Vandaveer ou de l’art du troubadour folk en guenilles revisité. Laissez-vous cueillir par ce petit disque de rien du tout.


C’est un peu par hasard (dépit ?) que l’on jeta notre oreille sur ce disque. Il faut dire qu’il a longuement occupé l’étagère près du lit, coincé entre le catalogue d’un magasin de meubles suédois et la taxe d’habitation, disque oublié de s’être présenté à nous avec trop de modestie. Et un jour de désoeuvrement, la sempiternelle séance de rangement hebdomadaire nous fit remettre la main dessus. La curiosité a fait le reste. Et c’est précisément lorsqu’on n’attend strictement rien d’un album que l’on goûte avec délices ses saveurs juteuses quand il en regorge. Grace & Speed est ce disque parfait, et Vandaveer, aka Mark Charles, notre nouvel ami.

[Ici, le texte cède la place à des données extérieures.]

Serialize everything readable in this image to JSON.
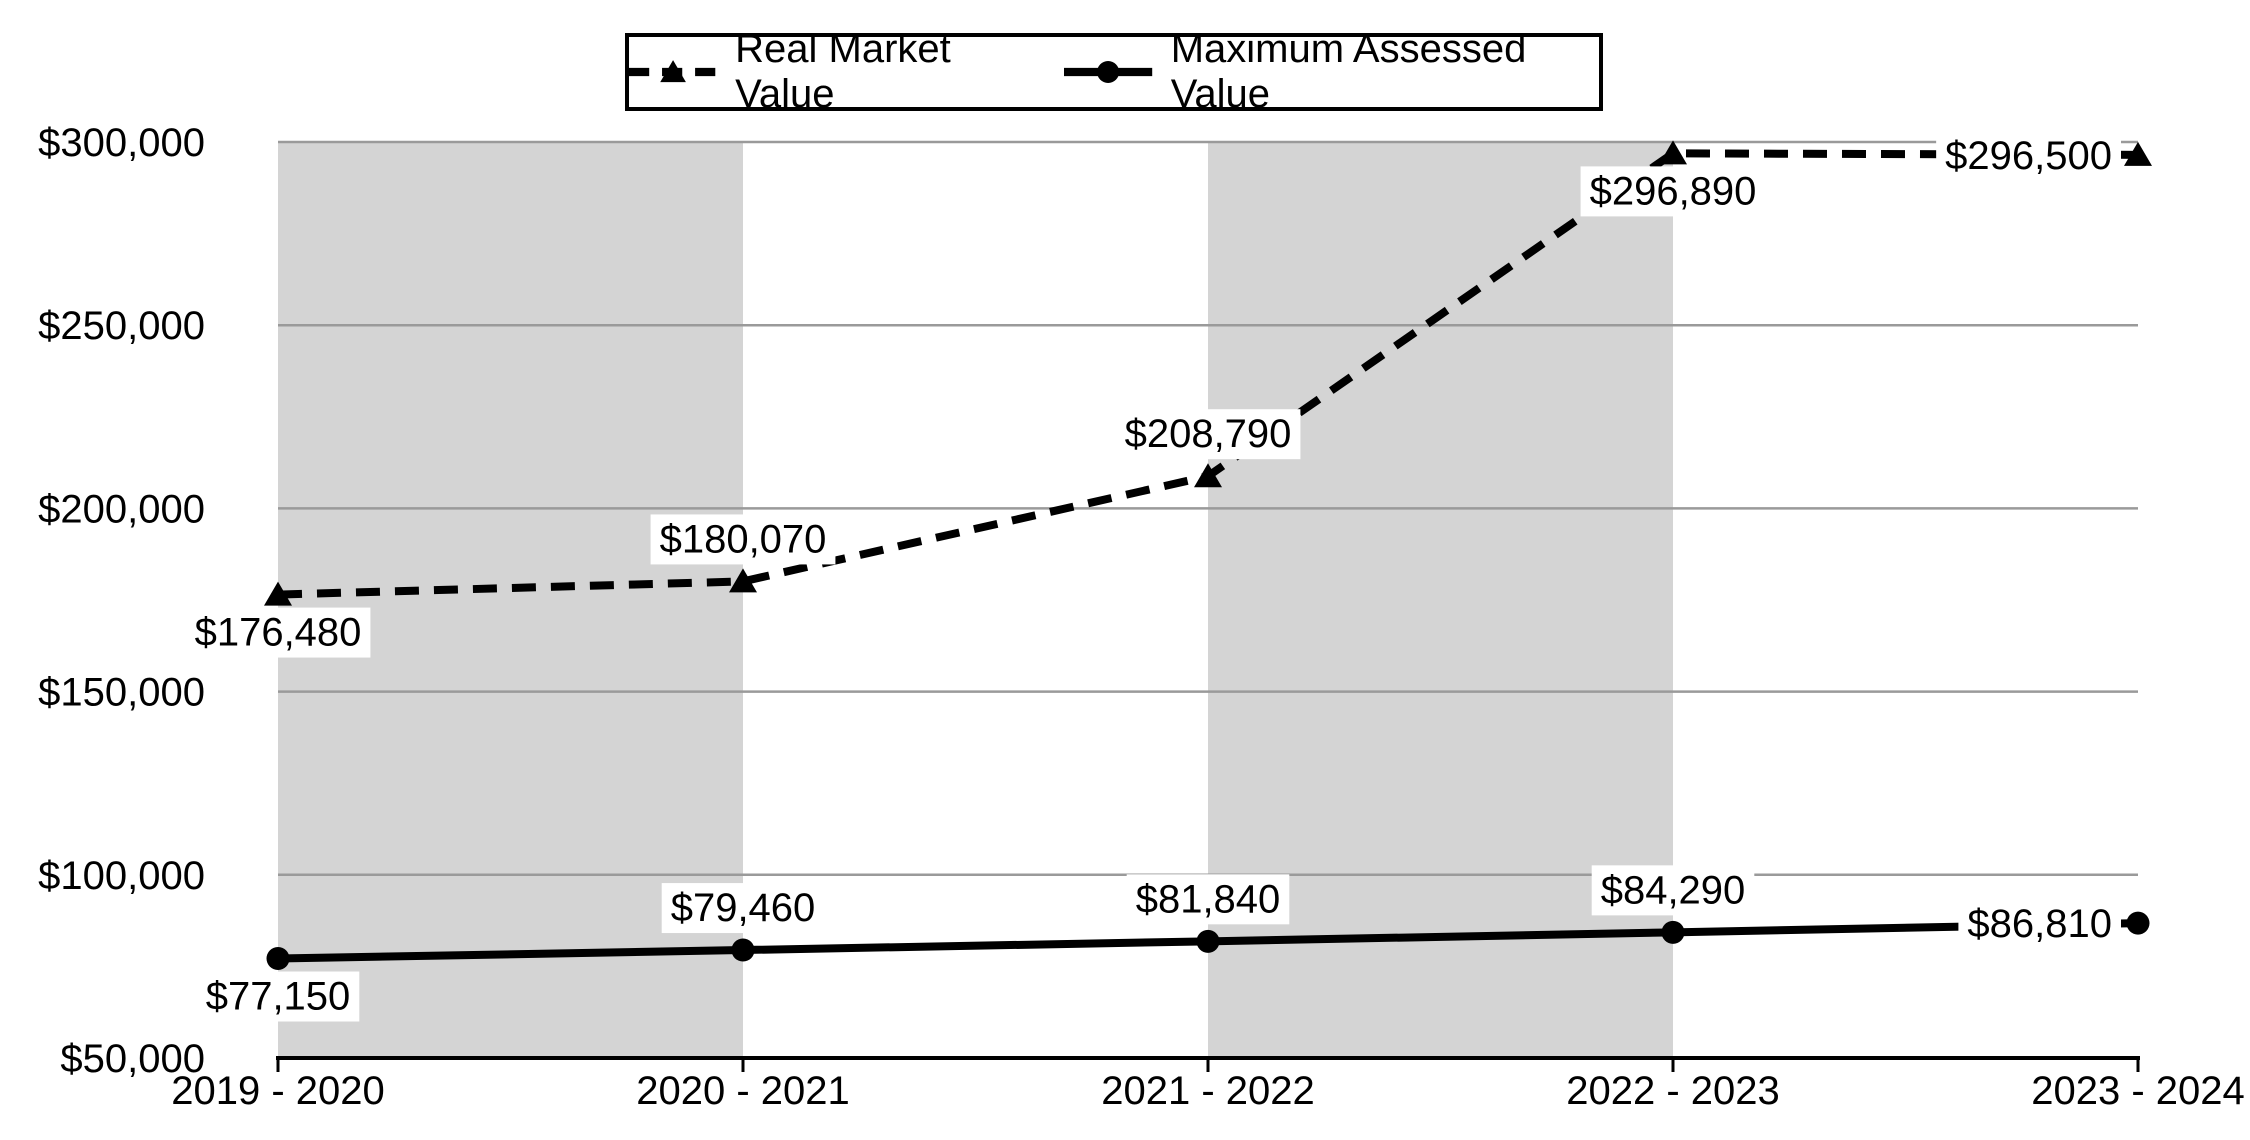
{
  "chart_data": {
    "type": "line",
    "title": "",
    "categories": [
      "2019 - 2020",
      "2020 - 2021",
      "2021 - 2022",
      "2022 - 2023",
      "2023 - 2024"
    ],
    "series": [
      {
        "name": "Real Market Value",
        "values": [
          176480,
          180070,
          208790,
          296890,
          296500
        ],
        "labels": [
          "$176,480",
          "$180,070",
          "$208,790",
          "$296,890",
          "$296,500"
        ],
        "label_positions": [
          "below",
          "above",
          "above",
          "below",
          "left"
        ],
        "line_style": "dashed",
        "marker": "triangle"
      },
      {
        "name": "Maximum Assessed Value",
        "values": [
          77150,
          79460,
          81840,
          84290,
          86810
        ],
        "labels": [
          "$77,150",
          "$79,460",
          "$81,840",
          "$84,290",
          "$86,810"
        ],
        "label_positions": [
          "below",
          "above",
          "above",
          "above",
          "left"
        ],
        "line_style": "solid",
        "marker": "circle"
      }
    ],
    "ylim": [
      50000,
      300000
    ],
    "ytick_step": 50000,
    "ytick_labels": [
      "$50,000",
      "$100,000",
      "$150,000",
      "$200,000",
      "$250,000",
      "$300,000"
    ],
    "xlabel": "",
    "ylabel": "",
    "grid": "horizontal",
    "legend_position": "top-center",
    "bands": {
      "pairs": [
        [
          0,
          1
        ],
        [
          2,
          3
        ]
      ],
      "color": "#d4d4d4"
    },
    "colors": {
      "series": "#000000",
      "gridline": "#9a9a9a",
      "axis": "#000000",
      "label_background": "#ffffff",
      "background": "#ffffff"
    }
  }
}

Les premières secondes de “However Many Takes It Takes” sont principalement responsables de ce frisson ininterrompu avec sa guitare aérienne et cette voix d’emblée si familière, chaleureuse et habitée. Vandaveer oscille dans la grande marmite folk, pratiquant d’incessants allers-retours entre son fond grumeleux et sa surface bouillonnante. L’oreille désormais accrochée, inutile de résister au pas de danse languide de “Marianne, You’ve Done It Now” qui n’est pas sans évoquer la “Suzanne” de Leonard Cohen, en plus ingénue peut-être derrière sa clarinette fureteuse. Puis, la chanson-titre nous crucifie avec son refrain ânonné immédiatement imprimé dans notre matière grise, ses harmonies vocales comme autant de bulles d’air qui éclateraient au dessus de nos têtes. Un bol de miel. Cela ne fait déjà plus de doute, Mark Charles est un sacré numéro.
Mélodies en bandoulière, six-cordes offerte à la nuit, rocking-chair en pleine action, le résidant de Washington chante pour les lucioles et les chauve-souris, et nous convie à écouter la rosée tomber. On entend Nick Drake sourire où qu’il soit, Elliott Smith soupirer d’aise en balançant une petite tape amicale sur l’épaule de Townes Van Zandt. Tantôt roublard, tantôt fragile, souvent malicieux, Mark Charles navigue à vue sans souci de l’instant d’après, sautillant d’une valse de poche à une ballade juste mélancolique mais jamais triste, laissant de temps en temps un bout de batterie salir son bonnet, ou quelques choeurs rencontrés par hasard lui mordiller les mollets.

On se laisse prendre par la main sur ces sentes buissonnières, laissant découvrir à l’orée d’une forêt une échelle à corde menant droit à la lune, avec ce Pierrot attachant comme guide. Se contentant de peu, Vandaveer irradie notre vie de ses accords en poussière d’étoile (vous savez, celle qui fait voler) et nous guide vers un monde qu’aucune éclaboussure ne vient entacher. Il ne faut pas refuser le bonheur quand il se présente, c’est ce que l’on apprend à nos enfants. Alors commençons déjà à nous appliquer cette règle béate, surtout que Vandaveer nous en montre le chemin. Et de nous remettre au ménage de manière plus assidue, des fois que l’on retomberait sur d’autres bibelots aussi charmants.